Energy Changes in Reactions

Chem 103 Textbook Team

Energy Changes in Reactions

Reactions and Energy

Every physical and chemical change involves energy changes as well. For example, when water is boiled and evaporated, heat must be added to the liquid water to form gaseous water. In this example, the process is endothermic, meaning that it requires energy.

H₂O(ℓ) + energy ⟶ H₂O(g)

Conversely, when liquid water freezes to form ice, heat is lost during this process. In this example, the process is exothermic, meaning that it releases energy.

H₂O(ℓ) ⟶ H₂O(s) + energy

Like other quantities in balanced chemical equations, energy scales with the amount of reactants used and products formed. We can examine the combustion and electrolysis of water (two chemical changes) to see this scaling.
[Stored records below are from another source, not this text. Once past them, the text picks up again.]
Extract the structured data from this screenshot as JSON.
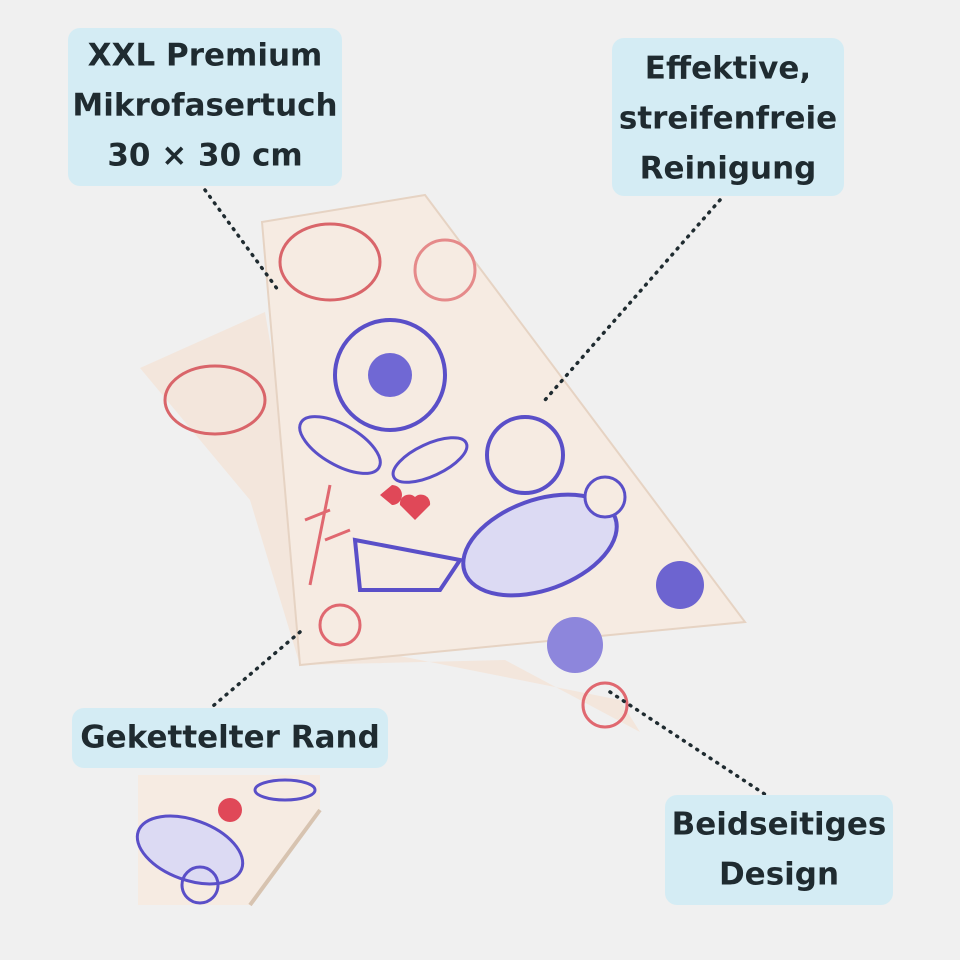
{
  "callouts": [
    {
      "lines": [
        "XXL Premium",
        "Mikrofasertuch",
        "30 × 30 cm"
      ]
    },
    {
      "lines": [
        "Effektive,",
        "streifenfreie",
        "Reinigung"
      ]
    },
    {
      "lines": [
        "Gekettelter Rand"
      ]
    },
    {
      "lines": [
        "Beidseitiges",
        "Design"
      ]
    }
  ]
}
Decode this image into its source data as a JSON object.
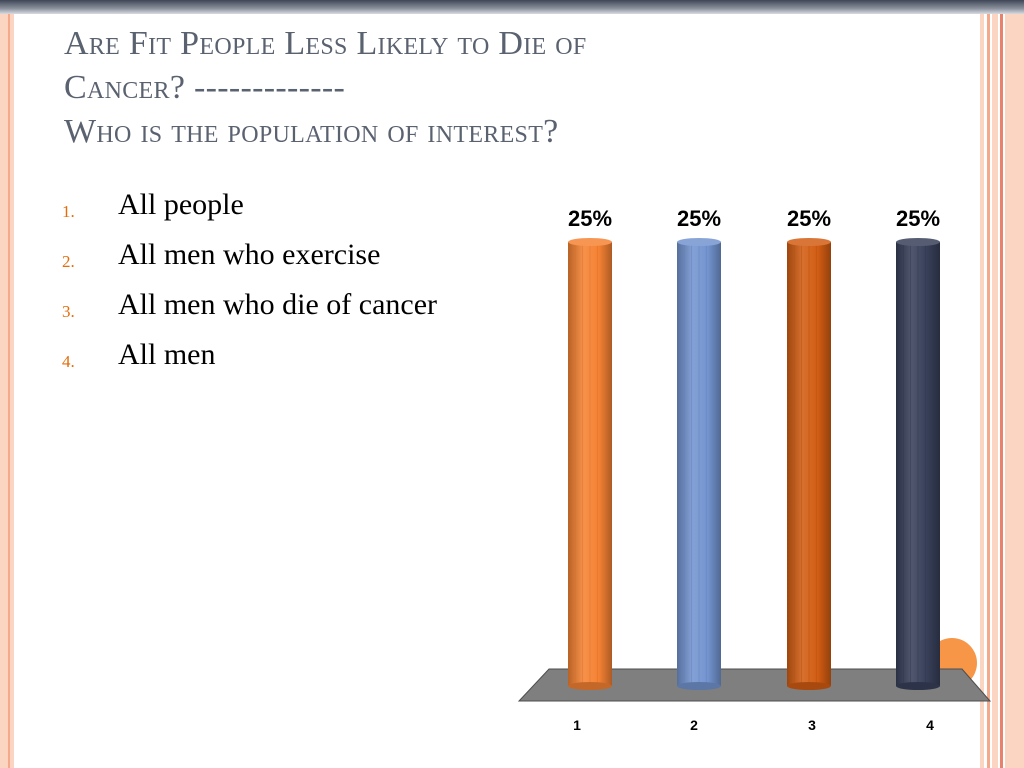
{
  "slide": {
    "title_lines": [
      "Are Fit People Less Likely to Die of",
      "Cancer? -------------",
      "Who is the population of interest?"
    ],
    "options": [
      {
        "number": "1.",
        "text": "All people"
      },
      {
        "number": "2.",
        "text": "All men who exercise"
      },
      {
        "number": "3.",
        "text": "All men who die of cancer"
      },
      {
        "number": "4.",
        "text": "All men"
      }
    ]
  },
  "theme": {
    "title_color": "#5a6270",
    "number_color": "#e46c0a",
    "stripe_colors": [
      "#fbd5c2",
      "#f4a98a",
      "#e9826a"
    ],
    "floor_color": "#7f7f7f",
    "circle_color": "#f79646"
  },
  "chart_data": {
    "type": "bar",
    "style": "3d-cylinder",
    "categories": [
      "1",
      "2",
      "3",
      "4"
    ],
    "values": [
      25,
      25,
      25,
      25
    ],
    "data_labels": [
      "25%",
      "25%",
      "25%",
      "25%"
    ],
    "colors": [
      "#f58233",
      "#7394d0",
      "#d25d13",
      "#38405a"
    ],
    "ylim": [
      0,
      25
    ],
    "grid": false,
    "title": "",
    "xlabel": "",
    "ylabel": ""
  }
}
Demonstration: Energy can be released in the form of sound, light, and heat

Set up. Combustion of hydrogen gas in the presence of oxygen is an exothermic process. This demonstration shows the combustion of a balloon filled with hydrogen gas and oxygen gas.

Explanation. The combustion of the hydrogen and oxygen gases causes an explosion that releases energy. This energy can be observed in the forms of sound, light, and heat. When more hydrogen gas is used in the second explosion, the explosion releases even more energy.

Intuitively, one would predict that if we ignited a larger balloon filled with more hydrogen and oxygen that the explosion would be larger. In chemistry terms, more energy would be released. Conversely, if we ignited a balloon with less hydrogen and oxygen then the explosion would be smaller. Again, in chemistry terms, less energy would be released. In other words, the energy scales with reaction stoichiometry.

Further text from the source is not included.